Patchwork Merchant Mercenaries.


Vendertainers that brought many things to a show and are know for helping out where ever they can.

As well as being a place where the older hand made items could be found made by them and enjoyed by all.

We expanded over the years to become well known at what we do. Now we represent over 100 artisans and craftsman that are well known in their venues and some just starting out. Some of their works have been premiered in TV, stage and movies on a regular basis.

Specializing in Medieval, Goth , Stage Film, BDFSM and Practitioner.

Patchwork Merchant Mercenaries a Dept of, Ask For IT was started by artists and former military veterans, and sword fighters, representing over 100 artisans, one who made his living traveling from fair to festival vending medieval wares. The majority of his customers are re-enactors, SCAdians and the like, looking to build their kit with period clothing, feast gear, adornments, etc.

Likewise, it is typical for these history-lovers to peruse the tent (aka mobile store front) and, upon finding something that pleases the eye, ask "Is this period?"

A deceitful query!! This is not a yes or no question. One must have a damn good understanding of European history (at least) from the fall of Rome to the mid-1600's to properly answer. Taking into account, also, the culture in which the querent is dressed is vitally important. You see, though it may be well within medieval period, it would be strange to see a Viking wearing a Caftan...or is it?

After a festival's time of answering weighty questions such as these, I'd sleep like a log!

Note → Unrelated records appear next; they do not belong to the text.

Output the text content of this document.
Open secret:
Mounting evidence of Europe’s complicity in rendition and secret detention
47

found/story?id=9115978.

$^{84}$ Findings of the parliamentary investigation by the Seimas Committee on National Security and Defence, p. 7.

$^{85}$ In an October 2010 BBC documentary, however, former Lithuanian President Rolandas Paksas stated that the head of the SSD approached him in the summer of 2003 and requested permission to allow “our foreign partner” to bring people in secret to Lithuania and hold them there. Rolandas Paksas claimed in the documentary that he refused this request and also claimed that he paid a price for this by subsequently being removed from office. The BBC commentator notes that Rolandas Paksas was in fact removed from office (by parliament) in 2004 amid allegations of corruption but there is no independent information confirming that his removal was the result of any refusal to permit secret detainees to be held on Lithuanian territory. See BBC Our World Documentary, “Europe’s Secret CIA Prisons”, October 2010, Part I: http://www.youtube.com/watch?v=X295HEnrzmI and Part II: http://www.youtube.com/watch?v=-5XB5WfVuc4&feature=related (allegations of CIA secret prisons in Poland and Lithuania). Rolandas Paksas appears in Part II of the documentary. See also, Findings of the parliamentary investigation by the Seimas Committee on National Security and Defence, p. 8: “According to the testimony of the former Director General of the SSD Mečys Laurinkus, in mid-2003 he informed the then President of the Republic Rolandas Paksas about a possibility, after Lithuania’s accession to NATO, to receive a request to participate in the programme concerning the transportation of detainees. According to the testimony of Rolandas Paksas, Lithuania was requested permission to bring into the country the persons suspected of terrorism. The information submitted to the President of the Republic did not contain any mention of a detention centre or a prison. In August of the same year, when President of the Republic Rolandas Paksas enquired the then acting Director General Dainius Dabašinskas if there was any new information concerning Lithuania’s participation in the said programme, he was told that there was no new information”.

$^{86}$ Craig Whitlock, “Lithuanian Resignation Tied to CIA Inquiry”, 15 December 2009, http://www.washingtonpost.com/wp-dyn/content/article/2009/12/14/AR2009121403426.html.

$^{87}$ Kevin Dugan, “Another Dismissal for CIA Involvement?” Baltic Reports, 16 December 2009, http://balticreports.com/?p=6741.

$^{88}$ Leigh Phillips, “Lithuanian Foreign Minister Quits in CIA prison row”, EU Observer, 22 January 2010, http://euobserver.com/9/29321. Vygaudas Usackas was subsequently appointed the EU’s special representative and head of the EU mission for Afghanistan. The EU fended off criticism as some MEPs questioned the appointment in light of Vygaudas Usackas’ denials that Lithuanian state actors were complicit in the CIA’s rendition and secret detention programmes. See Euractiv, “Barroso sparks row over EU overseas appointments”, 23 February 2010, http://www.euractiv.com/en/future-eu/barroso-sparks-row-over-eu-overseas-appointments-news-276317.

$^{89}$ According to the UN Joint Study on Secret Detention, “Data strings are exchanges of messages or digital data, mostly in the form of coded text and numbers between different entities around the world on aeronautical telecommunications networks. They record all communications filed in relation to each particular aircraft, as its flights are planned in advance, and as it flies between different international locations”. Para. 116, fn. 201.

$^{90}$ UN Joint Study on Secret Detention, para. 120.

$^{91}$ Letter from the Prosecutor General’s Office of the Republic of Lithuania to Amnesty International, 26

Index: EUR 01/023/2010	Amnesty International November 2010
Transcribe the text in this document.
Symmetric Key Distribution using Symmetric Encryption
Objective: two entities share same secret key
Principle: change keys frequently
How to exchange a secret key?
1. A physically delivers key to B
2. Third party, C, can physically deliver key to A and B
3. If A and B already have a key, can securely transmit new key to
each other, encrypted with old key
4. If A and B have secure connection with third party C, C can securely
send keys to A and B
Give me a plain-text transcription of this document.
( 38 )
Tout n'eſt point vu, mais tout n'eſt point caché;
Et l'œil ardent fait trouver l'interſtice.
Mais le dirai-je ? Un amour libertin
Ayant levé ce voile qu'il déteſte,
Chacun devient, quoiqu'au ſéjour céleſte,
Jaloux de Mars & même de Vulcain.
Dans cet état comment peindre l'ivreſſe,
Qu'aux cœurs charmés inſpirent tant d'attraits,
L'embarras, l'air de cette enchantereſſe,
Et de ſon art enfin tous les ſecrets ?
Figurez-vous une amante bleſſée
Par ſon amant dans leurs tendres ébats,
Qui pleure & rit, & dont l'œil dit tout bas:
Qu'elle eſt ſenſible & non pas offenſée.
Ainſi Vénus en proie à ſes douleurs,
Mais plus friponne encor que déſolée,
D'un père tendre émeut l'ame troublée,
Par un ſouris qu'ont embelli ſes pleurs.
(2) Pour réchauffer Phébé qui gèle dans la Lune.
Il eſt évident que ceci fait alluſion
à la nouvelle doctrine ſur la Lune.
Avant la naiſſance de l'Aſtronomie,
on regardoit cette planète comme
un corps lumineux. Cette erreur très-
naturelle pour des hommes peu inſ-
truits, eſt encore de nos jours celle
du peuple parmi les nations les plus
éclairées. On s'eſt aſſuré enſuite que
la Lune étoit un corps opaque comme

Only a mad man could possibly remember the place and time for each piece of kitchen ware, weaponry, cloth, and chain within a span of 1,000 years!! Surely there must be an easier way, a place where he could post all this knowledge...

Traveling Within The World is meant to be such a place. A place for all of these artists to keep in touch and directly interact with their fellow geeks and re-enactment hobbyists, their clientele.